L’augmentation des gains de productivité dans l’agriculture dès les années 1850-1860 aux Etats-Unis puis en Europe à la fin du siècle est liée à l’apparition de machines agricoles et à l’utilisation d’engrais chimiques. Le développement des engins agricoles aux Etats-Unis est précoce car les surfaces cultivables sont vastes et les salaires agricoles élevés. En Europe, l’augmentation des rendements agricoles est surtout due à l’utilisation croissante à partir des années 1830 d’engrais chimiques: engrais azotés, phosphatés et potassiques. L’industrie chimique allemande joue alors un rôle important. Finalement, aux Etats-Unis, la hausse de la production agricole résulte de gains de productivité du travail, tandis qu’en Europe, celle-ci est le fruit d’une amélioration des rendements agricoles à l’hectare.

La 3ème révolution agricole

Cette 3ème révolution agricole à partir des années 1940 aux Etats-Unis et des années 1950 en Europe a la même caractéristique que les précédentes, à savoir une hausse de la productivité et des rendements.

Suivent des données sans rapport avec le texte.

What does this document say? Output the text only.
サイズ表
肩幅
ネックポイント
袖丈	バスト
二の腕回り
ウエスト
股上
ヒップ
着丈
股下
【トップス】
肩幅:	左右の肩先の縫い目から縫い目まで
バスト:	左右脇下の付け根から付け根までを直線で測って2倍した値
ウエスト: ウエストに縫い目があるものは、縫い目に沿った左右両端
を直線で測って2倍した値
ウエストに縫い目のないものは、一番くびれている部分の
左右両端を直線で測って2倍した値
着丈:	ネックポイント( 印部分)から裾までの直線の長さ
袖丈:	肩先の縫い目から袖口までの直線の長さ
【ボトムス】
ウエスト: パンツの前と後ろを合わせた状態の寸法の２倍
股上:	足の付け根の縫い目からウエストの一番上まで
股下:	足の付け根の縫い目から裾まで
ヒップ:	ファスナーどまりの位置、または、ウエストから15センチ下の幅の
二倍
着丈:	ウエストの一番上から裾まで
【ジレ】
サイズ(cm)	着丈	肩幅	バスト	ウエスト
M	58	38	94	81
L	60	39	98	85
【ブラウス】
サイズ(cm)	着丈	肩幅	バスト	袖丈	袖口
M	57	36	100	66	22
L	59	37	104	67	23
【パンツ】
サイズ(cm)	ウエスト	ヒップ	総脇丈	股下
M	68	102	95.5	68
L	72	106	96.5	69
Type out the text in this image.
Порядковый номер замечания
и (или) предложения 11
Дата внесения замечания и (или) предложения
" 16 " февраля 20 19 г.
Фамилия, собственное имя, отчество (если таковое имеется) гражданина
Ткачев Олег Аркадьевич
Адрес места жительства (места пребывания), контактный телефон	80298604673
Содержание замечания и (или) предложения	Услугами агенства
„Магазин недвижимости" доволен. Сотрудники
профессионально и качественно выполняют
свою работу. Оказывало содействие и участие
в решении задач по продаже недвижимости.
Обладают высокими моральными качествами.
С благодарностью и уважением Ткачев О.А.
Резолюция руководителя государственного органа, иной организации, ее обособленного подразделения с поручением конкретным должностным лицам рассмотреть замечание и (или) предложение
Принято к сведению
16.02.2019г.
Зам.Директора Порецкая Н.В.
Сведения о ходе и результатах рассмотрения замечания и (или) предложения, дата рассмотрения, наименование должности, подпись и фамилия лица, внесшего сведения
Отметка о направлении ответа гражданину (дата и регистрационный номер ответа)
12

Mais, tandis que le taux de croissance annuel moyen de la productivité avait été de 0,7 % en Europe au 19ème siècle et de 1 % aux Etats-Unis, les gains de productivité vont être plus soutenus. Entre 1950 et 1980, la productivité progresse en moyenne de 5,6 % par an. La production par travailleur est multipliée par 5 en 40 ans et, pour la première fois, la productivité agricole croît à un rythme plus élevé que dans l’industrie. Les causes sont les mêmes que lors de la 2nde révolution agricole (utilisation de pesticides, d’engrais chimiques, de machines agricoles et une concentration des exploitations). C’est la généralisation du phénomène et la recherche continue de performance qui expliquent cette forte croissance.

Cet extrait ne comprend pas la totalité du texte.